13. At this juncture, a reference of Bonanzo Engineering & Chemical Pvt. Ltd. v. Commissioner of Central Excise reported in 2012(4) SCC 771 is material and in the said decision, the Hon’ble Apex Court in paragraph Nos.11 and 14 has observed as under:

“11. The sum and substance of the reasoning of the Tribunal appears to be that merely because the assessee has paid the excess duty on those items which he was not supposed to pay in view of the exemption notification dated 1.3.1988 and merely because the assessee has not claimed the refund of the excess duty paid, that amount paid by him under the Notification dated 1.3.1988 requires to be taken for the purpose of computing the aggregate value of the clearances under the notification No.175/86-CE. In our view, merely because the assessee, maybe, by mistake pays duty on the goods which are exempted from such payment, does not mean that the goods would become goods liable for duty under the Act. Secondly, merely because the assessee has not claimed any refund on the duty paid by him would not come in the way of claiming benefit of the Notification No.175/86-CE dated 1.3.86.”

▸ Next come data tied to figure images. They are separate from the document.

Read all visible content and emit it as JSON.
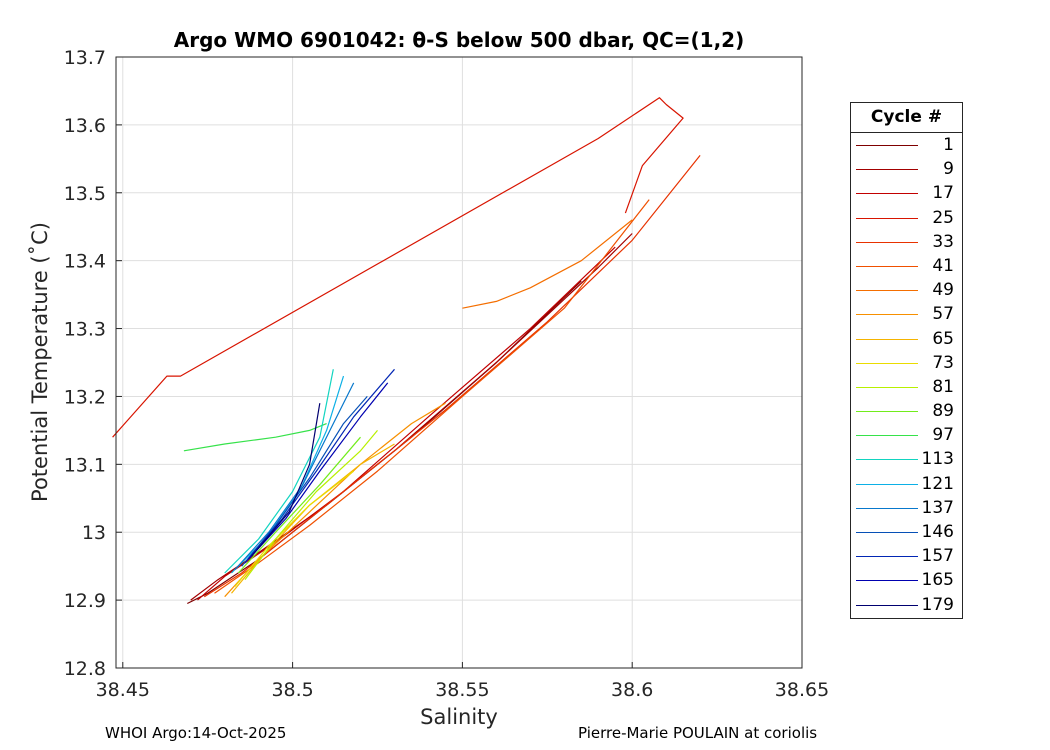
{
  "chart_data": {
    "type": "line",
    "title": "Argo WMO 6901042: θ-S below 500 dbar,  QC=(1,2)",
    "xlabel": "Salinity",
    "ylabel": "Potential Temperature (˚C)",
    "xlim": [
      38.448,
      38.65
    ],
    "ylim": [
      12.8,
      13.7
    ],
    "xticks": [
      "38.45",
      "38.5",
      "38.55",
      "38.6",
      "38.65"
    ],
    "xtick_values": [
      38.45,
      38.5,
      38.55,
      38.6,
      38.65
    ],
    "yticks": [
      "12.8",
      "12.9",
      "13",
      "13.1",
      "13.2",
      "13.3",
      "13.4",
      "13.5",
      "13.6",
      "13.7"
    ],
    "ytick_values": [
      12.8,
      12.9,
      13.0,
      13.1,
      13.2,
      13.3,
      13.4,
      13.5,
      13.6,
      13.7
    ],
    "grid": true,
    "legend_title": "Cycle #",
    "legend_position": "outside-right",
    "series": [
      {
        "name": "1",
        "color": "#7f0000",
        "x": [
          38.469,
          38.475,
          38.49,
          38.51,
          38.535,
          38.56,
          38.585
        ],
        "y": [
          12.895,
          12.91,
          12.96,
          13.04,
          13.14,
          13.25,
          13.37
        ]
      },
      {
        "name": "9",
        "color": "#a30000",
        "x": [
          38.47,
          38.478,
          38.49,
          38.51,
          38.53,
          38.56,
          38.59,
          38.6
        ],
        "y": [
          12.9,
          12.93,
          12.97,
          13.04,
          13.12,
          13.25,
          13.39,
          13.44
        ]
      },
      {
        "name": "17",
        "color": "#c20000",
        "x": [
          38.472,
          38.48,
          38.495,
          38.515,
          38.54,
          38.57,
          38.595
        ],
        "y": [
          12.9,
          12.935,
          12.985,
          13.06,
          13.17,
          13.3,
          13.42
        ]
      },
      {
        "name": "25",
        "color": "#d81400",
        "x": [
          38.447,
          38.463,
          38.467,
          38.59,
          38.608,
          38.61,
          38.615,
          38.603,
          38.598
        ],
        "y": [
          13.14,
          13.23,
          13.23,
          13.58,
          13.64,
          13.63,
          13.61,
          13.54,
          13.47
        ]
      },
      {
        "name": "33",
        "color": "#e83200",
        "x": [
          38.474,
          38.485,
          38.5,
          38.52,
          38.545,
          38.575,
          38.6,
          38.62
        ],
        "y": [
          12.905,
          12.94,
          13.0,
          13.08,
          13.18,
          13.31,
          13.43,
          13.555
        ]
      },
      {
        "name": "41",
        "color": "#f05000",
        "x": [
          38.477,
          38.49,
          38.505,
          38.525,
          38.55,
          38.58,
          38.605
        ],
        "y": [
          12.91,
          12.955,
          13.01,
          13.09,
          13.2,
          13.33,
          13.49
        ]
      },
      {
        "name": "49",
        "color": "#f46e00",
        "x": [
          38.55,
          38.56,
          38.57,
          38.585,
          38.6
        ],
        "y": [
          13.33,
          13.34,
          13.36,
          13.4,
          13.46
        ]
      },
      {
        "name": "57",
        "color": "#f79000",
        "x": [
          38.48,
          38.49,
          38.505,
          38.52,
          38.535,
          38.545
        ],
        "y": [
          12.905,
          12.96,
          13.03,
          13.1,
          13.16,
          13.19
        ]
      },
      {
        "name": "65",
        "color": "#f5b400",
        "x": [
          38.482,
          38.492,
          38.505,
          38.52,
          38.53
        ],
        "y": [
          12.91,
          12.97,
          13.04,
          13.1,
          13.13
        ]
      },
      {
        "name": "73",
        "color": "#eadc00",
        "x": [
          38.483,
          38.493,
          38.505,
          38.518
        ],
        "y": [
          12.92,
          12.98,
          13.04,
          13.09
        ]
      },
      {
        "name": "81",
        "color": "#b8f000",
        "x": [
          38.486,
          38.495,
          38.507,
          38.52,
          38.525
        ],
        "y": [
          12.93,
          12.99,
          13.06,
          13.12,
          13.15
        ]
      },
      {
        "name": "89",
        "color": "#72ec1c",
        "x": [
          38.484,
          38.495,
          38.508,
          38.52
        ],
        "y": [
          12.94,
          13.0,
          13.07,
          13.14
        ]
      },
      {
        "name": "97",
        "color": "#36e24a",
        "x": [
          38.468,
          38.48,
          38.495,
          38.505,
          38.51
        ],
        "y": [
          13.12,
          13.13,
          13.14,
          13.15,
          13.16
        ]
      },
      {
        "name": "113",
        "color": "#12d4c0",
        "x": [
          38.48,
          38.49,
          38.5,
          38.508,
          38.512
        ],
        "y": [
          12.94,
          12.99,
          13.06,
          13.14,
          13.24
        ]
      },
      {
        "name": "121",
        "color": "#0cb0e6",
        "x": [
          38.482,
          38.492,
          38.502,
          38.51,
          38.515
        ],
        "y": [
          12.94,
          12.99,
          13.06,
          13.15,
          13.23
        ]
      },
      {
        "name": "137",
        "color": "#0878cc",
        "x": [
          38.483,
          38.493,
          38.503,
          38.512,
          38.518
        ],
        "y": [
          12.945,
          13.0,
          13.07,
          13.16,
          13.22
        ]
      },
      {
        "name": "146",
        "color": "#0650b6",
        "x": [
          38.485,
          38.495,
          38.505,
          38.515,
          38.522
        ],
        "y": [
          12.95,
          13.01,
          13.08,
          13.16,
          13.2
        ]
      },
      {
        "name": "157",
        "color": "#0226b4",
        "x": [
          38.486,
          38.497,
          38.507,
          38.518,
          38.53
        ],
        "y": [
          12.955,
          13.02,
          13.09,
          13.17,
          13.24
        ]
      },
      {
        "name": "165",
        "color": "#0000b0",
        "x": [
          38.487,
          38.498,
          38.508,
          38.52,
          38.528
        ],
        "y": [
          12.96,
          13.02,
          13.09,
          13.17,
          13.22
        ]
      },
      {
        "name": "179",
        "color": "#000070",
        "x": [
          38.488,
          38.499,
          38.505,
          38.507,
          38.508
        ],
        "y": [
          12.965,
          13.03,
          13.1,
          13.16,
          13.19
        ]
      }
    ]
  },
  "footer": {
    "left": "WHOI Argo:14-Oct-2025",
    "right": "Pierre-Marie POULAIN at coriolis"
  }
}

14. Thus, the Hon’ble Apex Court has taken a view that merely because by mistake, the assessee paid duties on the goods which are exempted from payment does not mean that the goods would become goods liable for the duty under the Act.

15. In the case of Share Medical Care v. Union of India reported in 2007(4) SCC, 573, paragraph Nos.10 and 15 are reproduced hereunder:

“10. Having heard learned counsel for the parties, in our opinion, the appeal deserves to be allowed. It is, no doubt, true that initially the appellant claimed exemption under category 2 of exemption notification which was granted. That, however, does not mean that the appellant could not claim exemption under category 3. So far as cancellation of exemption under category 2 is concerned, we are not called upon to decide legality or otherwise of the said decision as it has not been challenged before us in the present proceedings. The short question which we have to answer is whether the appellant could claim exemption under category 3 and nonconsideration of the said application by the Deputy Director General (Medical) is in consonance with law. Our reply is in the negative. And we are supported in our view by the decisions of this Court.

15. From the above decisions, it is clear that even if an applicant does not claim benefit under a particular notification at the initial stage, he is not debarred, prohibited or estopped from claiming such benefit at a later stage.”

16. Thus, in view of the aforesaid view taken by the Hon’ble Apex Court, the petition deserves to be allowed and the same is allowed. The order dated 22.6.2021 passed by the respondents is hereby quashed and set aside and the respondents are directed to refund the amount of 23,09,100/- with interest applicable as per law within reasonable time from the date of receipt of copy of this judgment. Rule is made absolute. No order as to costs. Direct service is permitted.